At the July 3 Special Action meeting of the Upper Moreland School Board, board member Brian Davis shared news about the recently approved state budget, and its impact with Pennsylvania school districts.
In Upper Moreland, that impact, in the form of state fund returns, is significant.
“It turns out, we have some amount of money in favor of our district,” Davis, the board's treasurer, said. “We have $243,052 that is beyond that of what we have conservatively budgeted.”
Davis suggested that the board reconsider its recently passed 2012 – 2013 budget to include the state returns. According to Davis, if incorporated into the budget, the current 1.68-percent tax increase would be reduced to 1.04 percent.
According to Michael Braun, the school district’s business manager, this would mean that taxpayers would save $21.86 a year or $1.82 a month, based on the average assessment value.
A motion was passed to re-open the school budget to incorporate the state returns. Through this motion, the tax bill distribution would have to be postponed from the intended July 6 date to no later than July 13. With this postponement, the state returns reduction would be increased to 1.05 percent, as the school district would have to consider the costs related to reprinting the new tax bills.
Furthermore, re-opening the budget would rely on the approval of the Pennsylvania Department of Education (PDE).
According to Dr. Robert Milrod, school district superintendent, the district will contact the PDE on July 5 to confirm the motion’s legality. If the PDE disapproves, then the state returns will not be incorporated into the 2012 – 2013 school budget, and tax bill distribution will go as previously planned.

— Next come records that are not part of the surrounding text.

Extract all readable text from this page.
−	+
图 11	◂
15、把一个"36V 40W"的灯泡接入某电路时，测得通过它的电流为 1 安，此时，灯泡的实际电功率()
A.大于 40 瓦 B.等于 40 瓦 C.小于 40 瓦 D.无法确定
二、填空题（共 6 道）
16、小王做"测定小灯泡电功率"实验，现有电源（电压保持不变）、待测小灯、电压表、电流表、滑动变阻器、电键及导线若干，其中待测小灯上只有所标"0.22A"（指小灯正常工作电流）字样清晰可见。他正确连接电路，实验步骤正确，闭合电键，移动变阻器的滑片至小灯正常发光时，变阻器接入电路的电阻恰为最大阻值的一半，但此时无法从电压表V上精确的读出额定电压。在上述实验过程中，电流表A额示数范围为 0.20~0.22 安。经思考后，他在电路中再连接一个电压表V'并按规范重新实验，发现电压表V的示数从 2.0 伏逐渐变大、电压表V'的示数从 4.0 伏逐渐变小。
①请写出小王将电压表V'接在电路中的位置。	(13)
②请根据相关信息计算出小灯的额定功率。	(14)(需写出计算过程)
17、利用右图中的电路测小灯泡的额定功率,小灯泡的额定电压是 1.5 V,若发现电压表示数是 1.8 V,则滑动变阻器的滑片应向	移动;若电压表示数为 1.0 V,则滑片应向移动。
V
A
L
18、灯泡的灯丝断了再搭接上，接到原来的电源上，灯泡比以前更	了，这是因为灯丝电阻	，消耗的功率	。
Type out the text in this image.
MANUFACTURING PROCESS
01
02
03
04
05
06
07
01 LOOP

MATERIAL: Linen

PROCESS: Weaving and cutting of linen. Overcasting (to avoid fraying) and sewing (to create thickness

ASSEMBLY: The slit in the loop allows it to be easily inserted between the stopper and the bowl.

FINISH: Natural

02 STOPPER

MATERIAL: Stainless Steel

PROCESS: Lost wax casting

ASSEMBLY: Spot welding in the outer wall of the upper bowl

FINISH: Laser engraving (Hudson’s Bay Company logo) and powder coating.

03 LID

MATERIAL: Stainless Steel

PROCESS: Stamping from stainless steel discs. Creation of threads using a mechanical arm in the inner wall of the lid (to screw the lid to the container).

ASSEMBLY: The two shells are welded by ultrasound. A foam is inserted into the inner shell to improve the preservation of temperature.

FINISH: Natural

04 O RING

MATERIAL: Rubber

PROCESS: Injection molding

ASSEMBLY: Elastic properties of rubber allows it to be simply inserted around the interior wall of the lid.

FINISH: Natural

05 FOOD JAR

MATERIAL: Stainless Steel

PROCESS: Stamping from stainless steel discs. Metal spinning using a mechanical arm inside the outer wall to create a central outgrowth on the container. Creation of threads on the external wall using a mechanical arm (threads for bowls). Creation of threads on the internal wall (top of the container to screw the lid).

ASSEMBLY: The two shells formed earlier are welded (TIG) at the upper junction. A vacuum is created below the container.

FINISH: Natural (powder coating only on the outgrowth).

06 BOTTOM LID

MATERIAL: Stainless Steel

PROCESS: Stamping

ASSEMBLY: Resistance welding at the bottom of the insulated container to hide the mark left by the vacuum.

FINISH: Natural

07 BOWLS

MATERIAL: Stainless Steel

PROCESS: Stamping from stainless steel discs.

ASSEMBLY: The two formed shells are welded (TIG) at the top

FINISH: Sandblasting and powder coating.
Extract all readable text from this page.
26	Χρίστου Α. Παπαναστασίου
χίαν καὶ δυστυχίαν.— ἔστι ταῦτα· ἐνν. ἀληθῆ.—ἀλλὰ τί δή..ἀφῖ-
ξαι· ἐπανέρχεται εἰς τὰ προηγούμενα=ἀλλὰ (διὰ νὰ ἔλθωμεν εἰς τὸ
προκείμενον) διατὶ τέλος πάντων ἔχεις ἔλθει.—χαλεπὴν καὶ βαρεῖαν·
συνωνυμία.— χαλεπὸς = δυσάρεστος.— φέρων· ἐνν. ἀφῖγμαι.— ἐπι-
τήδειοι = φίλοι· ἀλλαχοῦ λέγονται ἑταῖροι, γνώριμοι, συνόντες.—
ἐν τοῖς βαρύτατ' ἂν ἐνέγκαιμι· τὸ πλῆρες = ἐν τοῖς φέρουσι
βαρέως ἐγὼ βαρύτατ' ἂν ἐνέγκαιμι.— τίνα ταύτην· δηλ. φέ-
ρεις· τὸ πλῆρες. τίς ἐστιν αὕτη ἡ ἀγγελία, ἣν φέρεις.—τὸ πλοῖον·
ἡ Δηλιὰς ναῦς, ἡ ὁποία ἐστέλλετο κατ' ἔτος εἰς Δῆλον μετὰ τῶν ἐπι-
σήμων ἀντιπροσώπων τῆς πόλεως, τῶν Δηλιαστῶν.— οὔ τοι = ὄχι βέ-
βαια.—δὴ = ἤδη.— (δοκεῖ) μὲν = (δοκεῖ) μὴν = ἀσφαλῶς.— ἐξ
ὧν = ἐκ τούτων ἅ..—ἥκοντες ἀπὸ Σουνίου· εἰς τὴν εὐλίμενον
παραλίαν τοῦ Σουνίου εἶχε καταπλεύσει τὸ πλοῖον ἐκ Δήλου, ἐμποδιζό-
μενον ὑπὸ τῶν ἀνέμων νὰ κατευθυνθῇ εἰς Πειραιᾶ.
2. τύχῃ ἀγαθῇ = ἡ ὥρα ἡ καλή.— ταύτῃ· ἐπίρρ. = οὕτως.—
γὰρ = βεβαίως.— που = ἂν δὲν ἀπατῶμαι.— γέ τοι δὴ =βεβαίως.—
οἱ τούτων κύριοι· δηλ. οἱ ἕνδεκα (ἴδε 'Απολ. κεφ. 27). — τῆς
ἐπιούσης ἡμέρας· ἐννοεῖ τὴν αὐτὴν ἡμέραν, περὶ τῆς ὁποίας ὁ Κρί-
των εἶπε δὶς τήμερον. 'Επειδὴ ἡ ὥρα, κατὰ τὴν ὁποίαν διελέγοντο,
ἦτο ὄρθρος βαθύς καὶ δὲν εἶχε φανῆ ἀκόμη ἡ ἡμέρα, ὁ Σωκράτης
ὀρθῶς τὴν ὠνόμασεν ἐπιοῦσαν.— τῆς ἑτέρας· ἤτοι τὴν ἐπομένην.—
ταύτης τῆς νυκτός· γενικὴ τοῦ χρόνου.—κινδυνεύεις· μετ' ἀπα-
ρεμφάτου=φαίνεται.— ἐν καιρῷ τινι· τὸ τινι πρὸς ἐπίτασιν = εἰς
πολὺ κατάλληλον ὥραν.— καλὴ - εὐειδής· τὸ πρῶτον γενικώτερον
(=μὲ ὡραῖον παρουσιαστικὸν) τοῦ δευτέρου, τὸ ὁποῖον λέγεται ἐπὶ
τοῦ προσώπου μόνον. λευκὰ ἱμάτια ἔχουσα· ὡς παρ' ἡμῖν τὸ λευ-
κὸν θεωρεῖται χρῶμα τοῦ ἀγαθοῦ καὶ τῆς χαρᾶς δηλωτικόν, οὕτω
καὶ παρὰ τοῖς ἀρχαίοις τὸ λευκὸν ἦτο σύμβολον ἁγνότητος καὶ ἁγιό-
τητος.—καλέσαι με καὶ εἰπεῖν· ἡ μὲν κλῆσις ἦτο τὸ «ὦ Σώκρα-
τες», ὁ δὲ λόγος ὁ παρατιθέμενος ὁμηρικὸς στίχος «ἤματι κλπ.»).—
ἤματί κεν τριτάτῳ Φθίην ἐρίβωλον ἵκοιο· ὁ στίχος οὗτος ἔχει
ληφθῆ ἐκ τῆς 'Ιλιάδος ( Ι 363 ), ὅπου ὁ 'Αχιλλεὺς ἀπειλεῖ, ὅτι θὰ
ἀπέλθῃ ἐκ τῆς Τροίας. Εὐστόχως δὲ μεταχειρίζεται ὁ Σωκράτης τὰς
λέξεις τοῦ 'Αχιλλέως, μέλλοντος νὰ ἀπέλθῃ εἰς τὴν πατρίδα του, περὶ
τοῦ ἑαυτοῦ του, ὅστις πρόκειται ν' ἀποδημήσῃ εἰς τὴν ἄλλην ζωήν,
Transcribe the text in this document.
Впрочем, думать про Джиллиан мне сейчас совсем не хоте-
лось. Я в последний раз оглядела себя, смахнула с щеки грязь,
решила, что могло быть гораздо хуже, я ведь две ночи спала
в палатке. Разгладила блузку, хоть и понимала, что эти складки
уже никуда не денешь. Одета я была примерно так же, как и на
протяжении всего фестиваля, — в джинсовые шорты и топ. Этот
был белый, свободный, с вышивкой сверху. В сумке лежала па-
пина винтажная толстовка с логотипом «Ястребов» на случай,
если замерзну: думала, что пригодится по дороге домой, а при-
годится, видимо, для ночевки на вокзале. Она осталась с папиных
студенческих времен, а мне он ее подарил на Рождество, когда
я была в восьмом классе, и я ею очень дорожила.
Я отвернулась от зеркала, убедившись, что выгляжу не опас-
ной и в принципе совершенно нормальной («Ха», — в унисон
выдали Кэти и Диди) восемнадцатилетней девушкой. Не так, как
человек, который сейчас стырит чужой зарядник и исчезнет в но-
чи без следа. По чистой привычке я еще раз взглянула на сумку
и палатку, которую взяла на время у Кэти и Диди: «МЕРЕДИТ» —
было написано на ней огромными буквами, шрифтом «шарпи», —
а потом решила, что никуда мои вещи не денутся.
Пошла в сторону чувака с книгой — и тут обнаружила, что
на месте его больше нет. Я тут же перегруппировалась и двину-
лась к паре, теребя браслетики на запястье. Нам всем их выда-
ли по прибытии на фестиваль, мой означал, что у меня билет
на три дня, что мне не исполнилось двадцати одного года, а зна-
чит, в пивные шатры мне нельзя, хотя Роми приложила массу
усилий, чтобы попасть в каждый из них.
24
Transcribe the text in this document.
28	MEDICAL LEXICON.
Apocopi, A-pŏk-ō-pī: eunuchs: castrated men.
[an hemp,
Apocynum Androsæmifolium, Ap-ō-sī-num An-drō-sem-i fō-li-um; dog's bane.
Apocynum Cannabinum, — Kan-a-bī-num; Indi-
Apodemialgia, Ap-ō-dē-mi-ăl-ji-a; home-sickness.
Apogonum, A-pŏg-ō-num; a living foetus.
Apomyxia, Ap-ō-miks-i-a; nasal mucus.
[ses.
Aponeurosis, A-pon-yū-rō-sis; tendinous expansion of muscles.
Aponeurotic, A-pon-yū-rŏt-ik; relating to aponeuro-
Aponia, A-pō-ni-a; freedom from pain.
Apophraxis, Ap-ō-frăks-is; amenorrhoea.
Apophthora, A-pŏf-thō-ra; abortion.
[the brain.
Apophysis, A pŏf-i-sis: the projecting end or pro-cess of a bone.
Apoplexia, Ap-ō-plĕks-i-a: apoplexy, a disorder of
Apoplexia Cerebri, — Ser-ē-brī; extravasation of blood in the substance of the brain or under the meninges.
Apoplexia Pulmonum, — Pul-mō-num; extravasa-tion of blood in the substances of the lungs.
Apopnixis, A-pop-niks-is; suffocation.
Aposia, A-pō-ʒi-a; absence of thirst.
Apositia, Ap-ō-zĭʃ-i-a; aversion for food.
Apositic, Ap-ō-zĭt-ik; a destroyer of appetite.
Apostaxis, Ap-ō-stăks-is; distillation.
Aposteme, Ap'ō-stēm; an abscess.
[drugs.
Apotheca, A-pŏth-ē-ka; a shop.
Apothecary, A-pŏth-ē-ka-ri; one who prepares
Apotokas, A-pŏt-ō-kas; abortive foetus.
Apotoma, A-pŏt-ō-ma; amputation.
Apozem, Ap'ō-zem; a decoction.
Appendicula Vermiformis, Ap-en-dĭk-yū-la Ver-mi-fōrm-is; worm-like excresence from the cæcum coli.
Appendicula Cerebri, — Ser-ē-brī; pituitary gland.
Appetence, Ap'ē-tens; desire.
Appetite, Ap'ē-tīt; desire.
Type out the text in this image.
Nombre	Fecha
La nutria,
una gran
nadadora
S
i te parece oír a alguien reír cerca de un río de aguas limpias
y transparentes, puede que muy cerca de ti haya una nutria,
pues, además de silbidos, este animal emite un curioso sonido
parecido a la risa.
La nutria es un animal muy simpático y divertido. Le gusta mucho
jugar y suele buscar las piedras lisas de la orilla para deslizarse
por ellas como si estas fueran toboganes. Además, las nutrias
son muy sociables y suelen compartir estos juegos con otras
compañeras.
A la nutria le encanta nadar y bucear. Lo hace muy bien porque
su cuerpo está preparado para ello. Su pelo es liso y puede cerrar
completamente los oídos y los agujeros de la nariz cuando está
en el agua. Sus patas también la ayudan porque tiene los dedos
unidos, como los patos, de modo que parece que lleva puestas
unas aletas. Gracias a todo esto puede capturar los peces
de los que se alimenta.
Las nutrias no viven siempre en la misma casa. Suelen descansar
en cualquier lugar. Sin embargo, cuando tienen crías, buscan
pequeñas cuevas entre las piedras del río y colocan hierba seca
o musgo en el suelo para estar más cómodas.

School board member Al DerMovesian expressed reservations at re-opening the school budget. Acknowledging the potential impact on taxpayers, DerMovesian stated with the budget already in place, the state returns may better help with unforeseen shortfalls or expenses next year.
“My thought is that we don’t know what’s happening in the next two months, let alone six months to a year,” DerMovisian said.
Braun said that the budget does consider deficits for some areas, to which DerMovisian added his concerns on the potential difficulty of those applying for tax-related discounts due to a delay in sending out the tax bill.
The motion was passed in a vote of 5-3, with the absence of one school board member.